I’m trying to explain men.
Sons never really know their fathers. I do not make this
statement in order to imply that daughters know more about their fathers than
sons [although I hope MY daughter does], but sons have more of a need to figure
their fathers out, to wear their manly abandon, and to compare the size of
their... Seriously, it doesn’t need to be written.
Daughters are spared these comparisons by the sheer luck of
design.
The history of not knowing one’s father, really knowing
one’s father, leads to the present condition of being a father unknown by his
son. It’s the paternal cycle of partially developed humans, x and y,
unsearching [sic], vocally remedial, and emotionally stunted. Nary one father is
excused from this paradigm be he a president, a prime minister, a king, a
cowboy, a coroner, a lout, dolt, pun or professor – they’re men, part human,
retching human, cold and cylindrical, and part ghost. I know them. I know how
they look at the world and how easily they can retreat into the cave of their ideals.

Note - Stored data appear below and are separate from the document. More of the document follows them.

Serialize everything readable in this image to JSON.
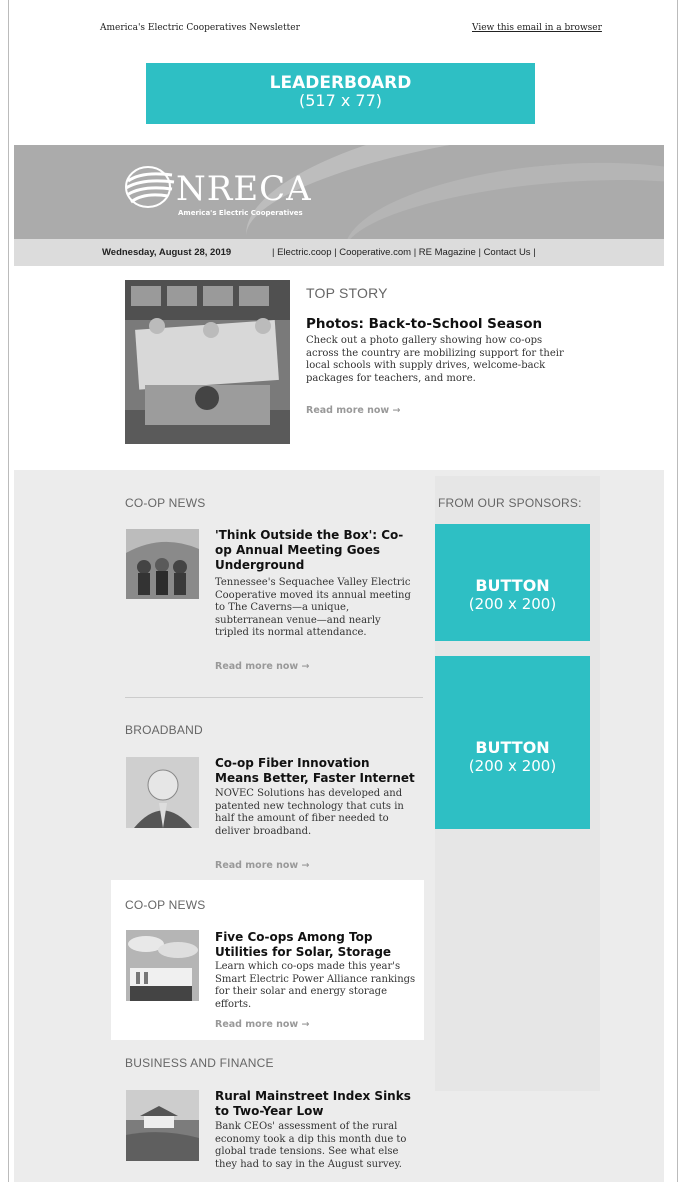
{
  "topbar": {
    "newsletter_title": "America's Electric Cooperatives Newsletter",
    "browser_link": "View this email in a browser"
  },
  "leaderboard": {
    "title": "LEADERBOARD",
    "size": "(517 x 77)"
  },
  "header": {
    "logo_name": "NRECA",
    "logo_sub": "America's Electric Cooperatives",
    "date": "Wednesday, August 28, 2019",
    "links": "| Electric.coop | Cooperative.com | RE Magazine | Contact Us |"
  },
  "top_story": {
    "section": "TOP STORY",
    "headline": "Photos: Back-to-School Season",
    "body": "Check out a photo gallery showing how co-ops across the country are mobilizing support for their local schools with supply drives, welcome-back packages for teachers, and more.",
    "read_more": "Read more now →"
  },
  "articles": [
    {
      "section": "CO-OP NEWS",
      "headline": "'Think Outside the Box': Co-op Annual Meeting Goes Underground",
      "body": "Tennessee's Sequachee Valley Electric Cooperative moved its annual meeting to The Caverns—a unique, subterranean venue—and nearly tripled its normal attendance.",
      "read_more": "Read more now →"
    },
    {
      "section": "BROADBAND",
      "headline": "Co-op Fiber Innovation Means Better, Faster Internet",
      "body": "NOVEC Solutions has developed and patented new technology that cuts in half the amount of fiber needed to deliver broadband.",
      "read_more": "Read more now →"
    },
    {
      "section": "CO-OP NEWS",
      "headline": "Five Co-ops Among Top Utilities for Solar, Storage",
      "body": "Learn which co-ops made this year's Smart Electric Power Alliance rankings for their solar and energy storage efforts.",
      "read_more": "Read more now →"
    },
    {
      "section": "BUSINESS AND FINANCE",
      "headline": "Rural Mainstreet Index Sinks to Two-Year Low",
      "body": "Bank CEOs' assessment of the rural economy took a dip this month due to global trade tensions. See what else they had to say in the August survey."
    }
  ],
  "sponsors": {
    "heading": "FROM OUR SPONSORS:",
    "buttons": [
      {
        "title": "BUTTON",
        "size": "(200 x 200)"
      },
      {
        "title": "BUTTON",
        "size": "(200 x 200)"
      }
    ]
  },
  "colors": {
    "ad_accent": "#2ebfc4",
    "header_gray": "#ababab",
    "panel_gray": "#ececec"
  }
}
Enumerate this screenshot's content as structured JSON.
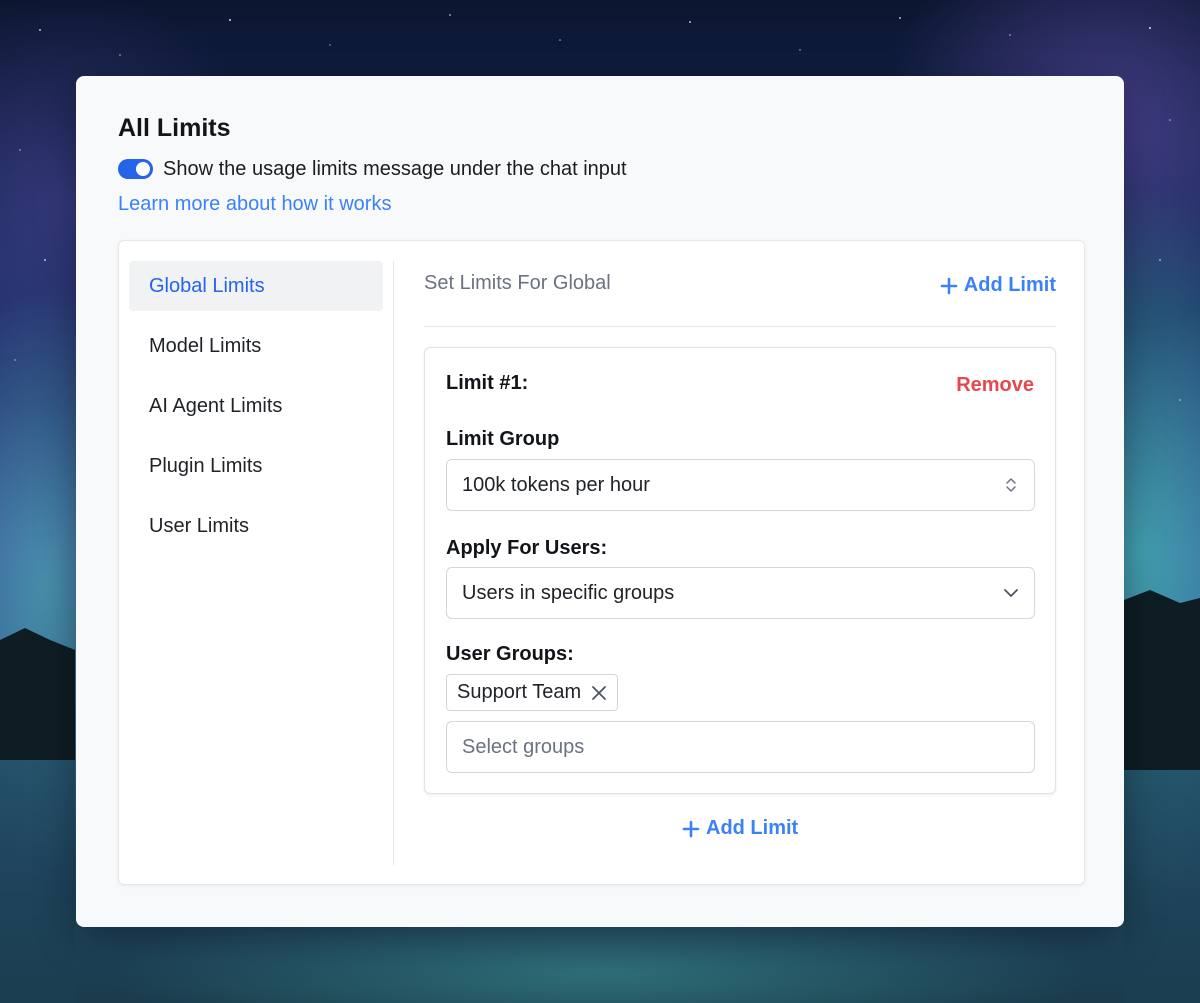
{
  "page": {
    "title": "All Limits",
    "toggle": {
      "on": true,
      "label": "Show the usage limits message under the chat input"
    },
    "learn_more": "Learn more about how it works"
  },
  "sidebar": {
    "items": [
      {
        "label": "Global Limits",
        "active": true
      },
      {
        "label": "Model Limits",
        "active": false
      },
      {
        "label": "AI Agent Limits",
        "active": false
      },
      {
        "label": "Plugin Limits",
        "active": false
      },
      {
        "label": "User Limits",
        "active": false
      }
    ]
  },
  "main": {
    "heading": "Set Limits For Global",
    "add_limit_label": "Add Limit",
    "limit": {
      "title": "Limit #1:",
      "remove_label": "Remove",
      "limit_group": {
        "label": "Limit Group",
        "value": "100k tokens per hour"
      },
      "apply_for_users": {
        "label": "Apply For Users:",
        "value": "Users in specific groups"
      },
      "user_groups": {
        "label": "User Groups:",
        "tags": [
          "Support Team"
        ],
        "placeholder": "Select groups"
      }
    },
    "add_limit_bottom_label": "Add Limit"
  },
  "icons": {
    "plus": "plus-icon",
    "updown": "chevron-updown-icon",
    "down": "chevron-down-icon",
    "close": "close-icon"
  },
  "colors": {
    "accent": "#2563eb",
    "link": "#3b82f6",
    "danger": "#e5484d"
  }
}
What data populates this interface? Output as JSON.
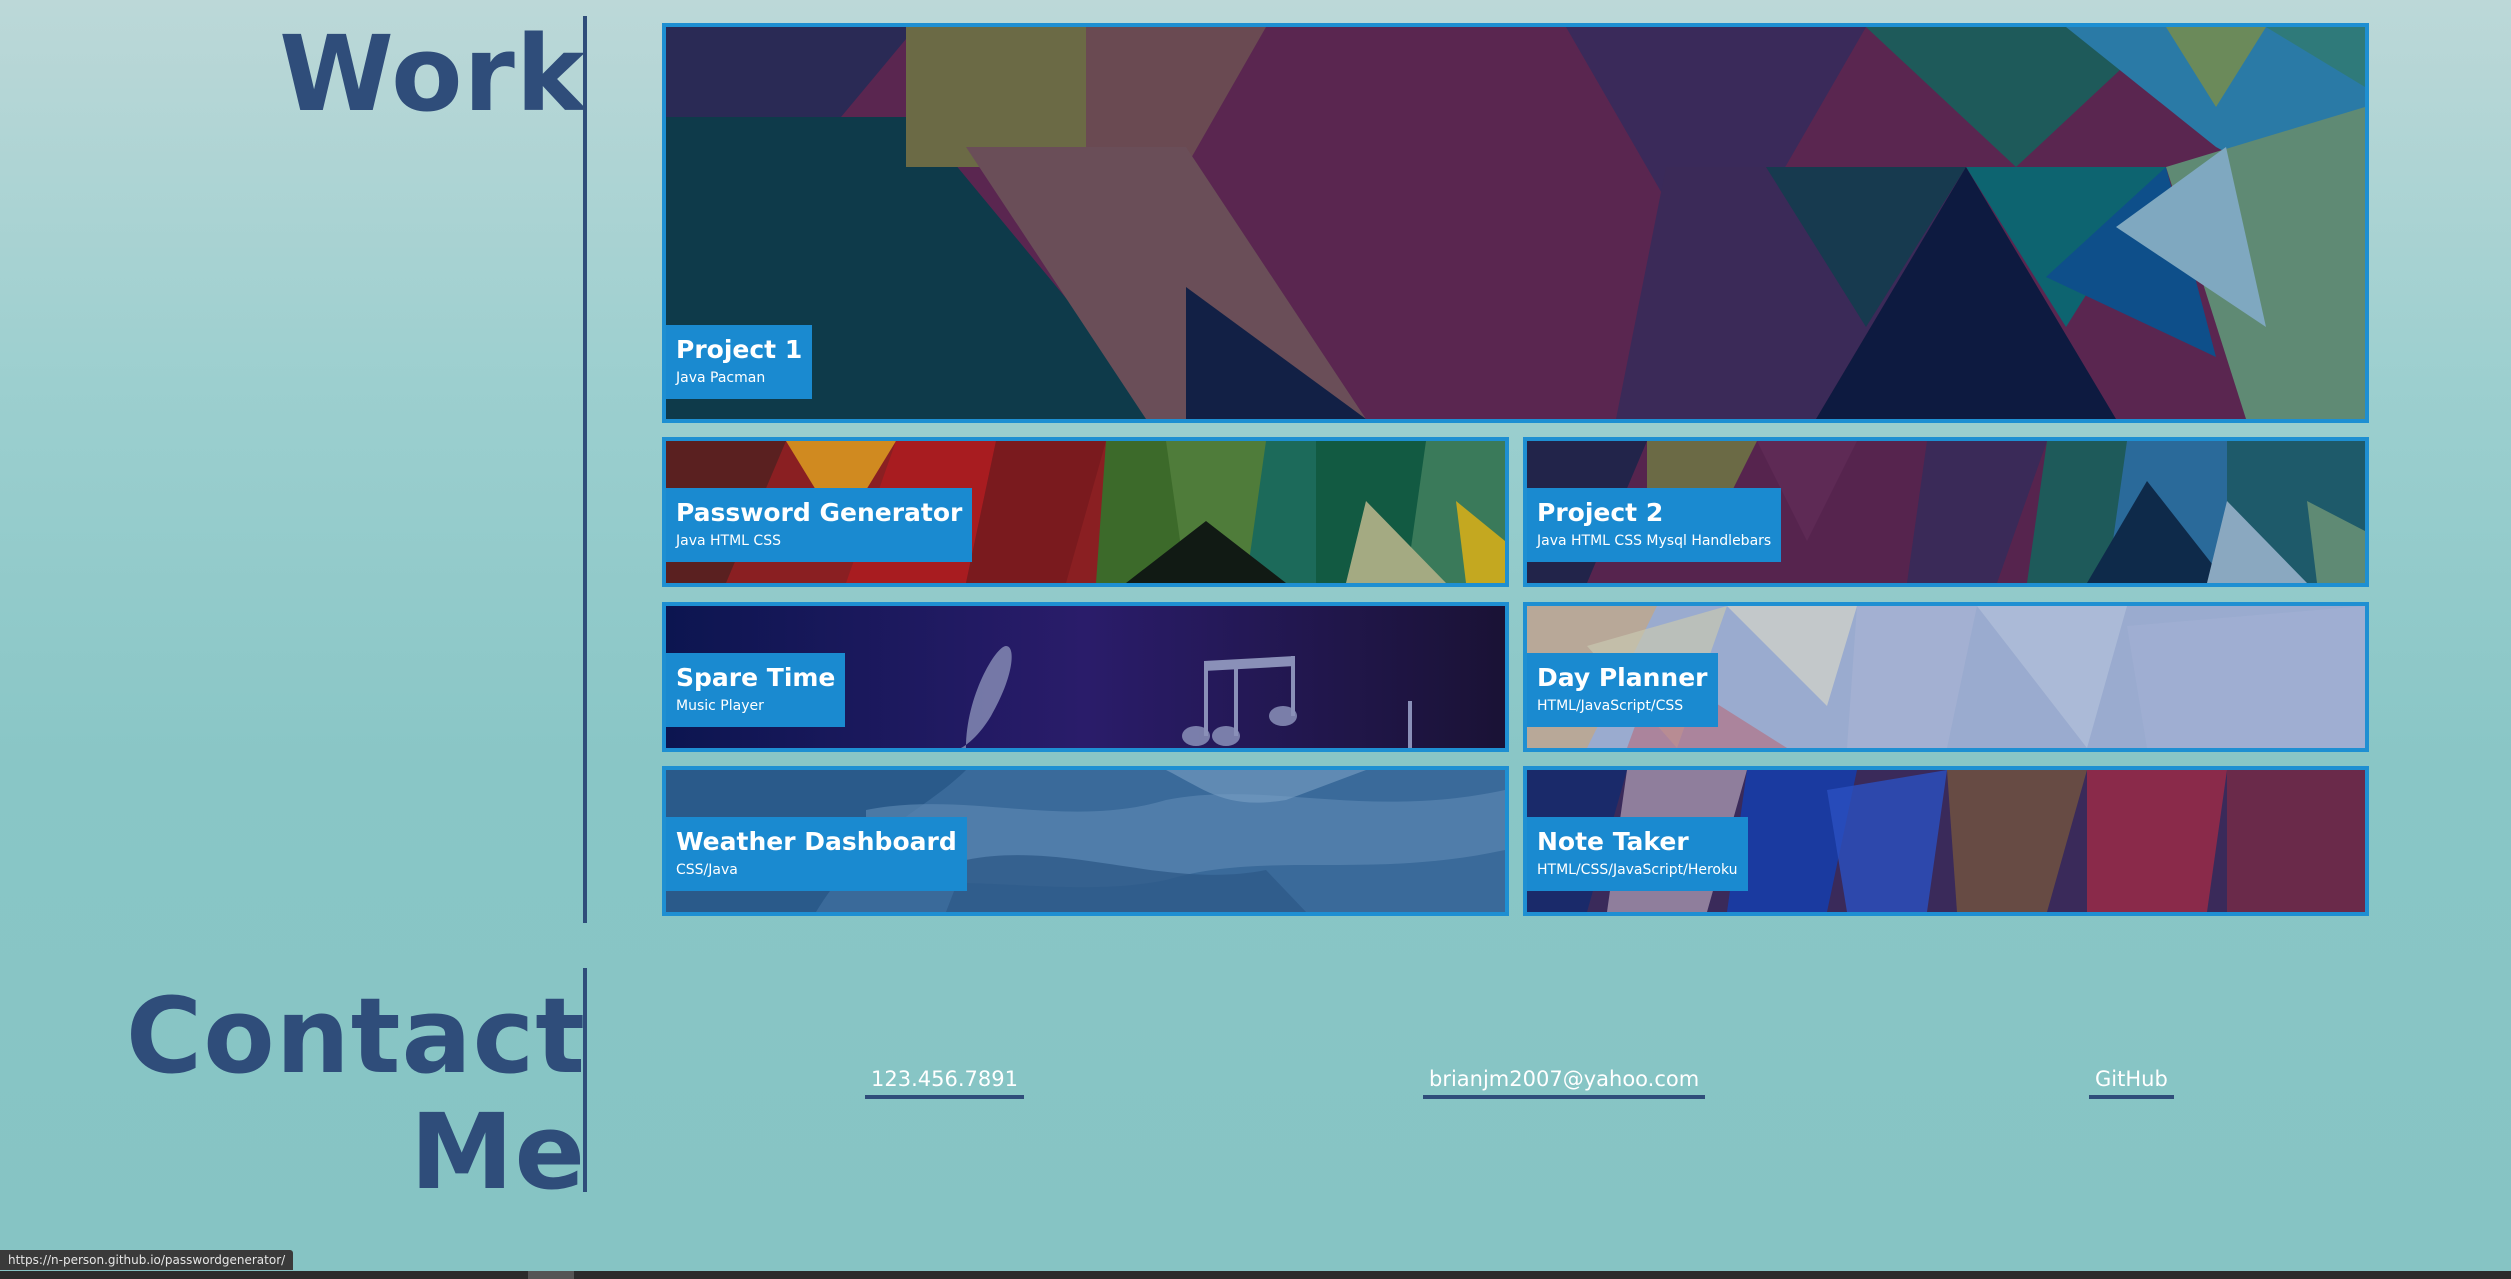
{
  "work": {
    "title": "Work",
    "projects": [
      {
        "name": "Project 1",
        "tech": "Java Pacman"
      },
      {
        "name": "Password Generator",
        "tech": "Java HTML CSS"
      },
      {
        "name": "Project 2",
        "tech": "Java HTML CSS Mysql Handlebars"
      },
      {
        "name": "Spare Time",
        "tech": "Music Player"
      },
      {
        "name": "Day Planner",
        "tech": "HTML/JavaScript/CSS"
      },
      {
        "name": "Weather Dashboard",
        "tech": "CSS/Java"
      },
      {
        "name": "Note Taker",
        "tech": "HTML/CSS/JavaScript/Heroku"
      }
    ]
  },
  "contact": {
    "title_line1": "Contact",
    "title_line2": "Me",
    "phone": "123.456.7891",
    "email": "brianjm2007@yahoo.com",
    "github": "GitHub"
  },
  "status_url": "https://n-person.github.io/passwordgenerator/",
  "colors": {
    "heading": "#2f4d7a",
    "card_border": "#1e8fd2",
    "label_bg": "#1a8ad0",
    "background_top": "#bcd8d8",
    "background_bottom": "#86c4c4"
  }
}
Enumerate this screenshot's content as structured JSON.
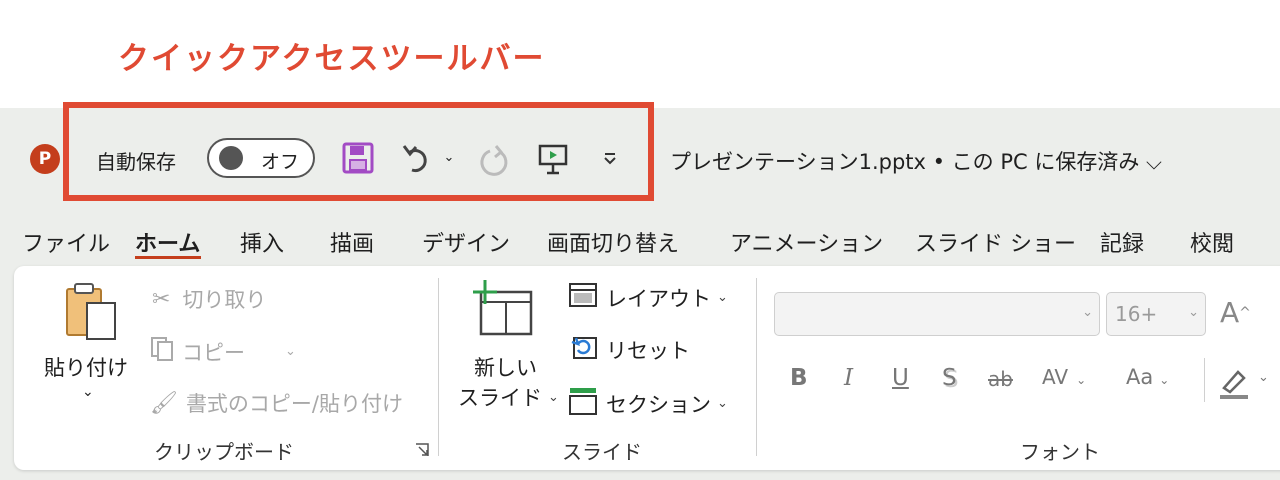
{
  "annotation": {
    "label": "クイックアクセスツールバー"
  },
  "titlebar": {
    "app_icon_letter": "P",
    "autosave_label": "自動保存",
    "autosave_state": "オフ",
    "document_title": "プレゼンテーション1.pptx • この PC に保存済み ⌵"
  },
  "tabs": [
    "ファイル",
    "ホーム",
    "挿入",
    "描画",
    "デザイン",
    "画面切り替え",
    "アニメーション",
    "スライド ショー",
    "記録",
    "校閲"
  ],
  "clipboard": {
    "paste_label": "貼り付け",
    "cut_label": "切り取り",
    "copy_label": "コピー",
    "format_painter_label": "書式のコピー/貼り付け",
    "group_label": "クリップボード"
  },
  "slides": {
    "new_slide_line1": "新しい",
    "new_slide_line2": "スライド",
    "layout_label": "レイアウト",
    "reset_label": "リセット",
    "section_label": "セクション",
    "group_label": "スライド"
  },
  "font": {
    "font_name": "",
    "font_size": "16+",
    "grow_label": "A",
    "bold": "B",
    "italic": "I",
    "underline": "U",
    "shadow": "S",
    "strike": "ab",
    "spacing": "AV",
    "case": "Aa",
    "group_label": "フォント"
  },
  "colors": {
    "accent": "#e04a33",
    "brand": "#c43e1c",
    "save_icon": "#a24bc4"
  }
}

What would a man’s chances be if he were, in fact, fully
developed and he imparted unto his sons a sense of earnest self-awareness that
produced truth? What if a father weren’t necessarily a “man”? The outcome: a
divine remedy, a midnight stroke of genius, a weightless baton suspended in the
air of a rising beat… or simply, a very relevant cliché – a cliché I can live
with: a Man.
But who’s to blame for the father’s failure? Did the caveman
patriarch find the threatening gaping maw of the sabertooth to be more
inspiring than his newborn cripple of a son wailing in the colic of his doomed
humanity? Instead of using the helpless infant as bait for the threatening,
buck-toothed feline, he could’ve roasted the prattling little chap with his
newfound fire; but no, he dragged the child through the muddy fields to the
beast’s lair as a sacrifice of sorts. Or, perhaps, like mighty Zeus, the father
swallowed the leaden small fry whole.
Barump!
That was no stone.
The enduring history of men is that of violence and from
whence it starts, the chest-beating thunders through the generations.
Was Cain a victim of violence and did he then transfer his
anger unto his brother? And what if Abraham went through with it? Was he not
nearly psychotic or devoted to his schizophrenia? And how about all those
prophets and the voices in their heads – shattered, dysfunctional,
dissociative, preening egomaniacs all? Good role models? Christ. Mary,
wide-eyed in the dream and clawing at the twitching, glowing face of her rapist,
endeavors to keep the truth from her husband and then nursing son. Is it the
fabrication of her supreme dramady that spares her a good, old-fashioned
stoning? And what of poor Jesus? He was almost human and certainly tried to get
it right; but it was those who followed that stripped him of his nearing the
truth, including his own sons. How many people killed in his name? Millions?
Billions? Millions of men killing billions?
And who burned all of the books?
This is a father’s virulent legacy unto his son – a history
of silence, of violence, of beer bellies and balding pates.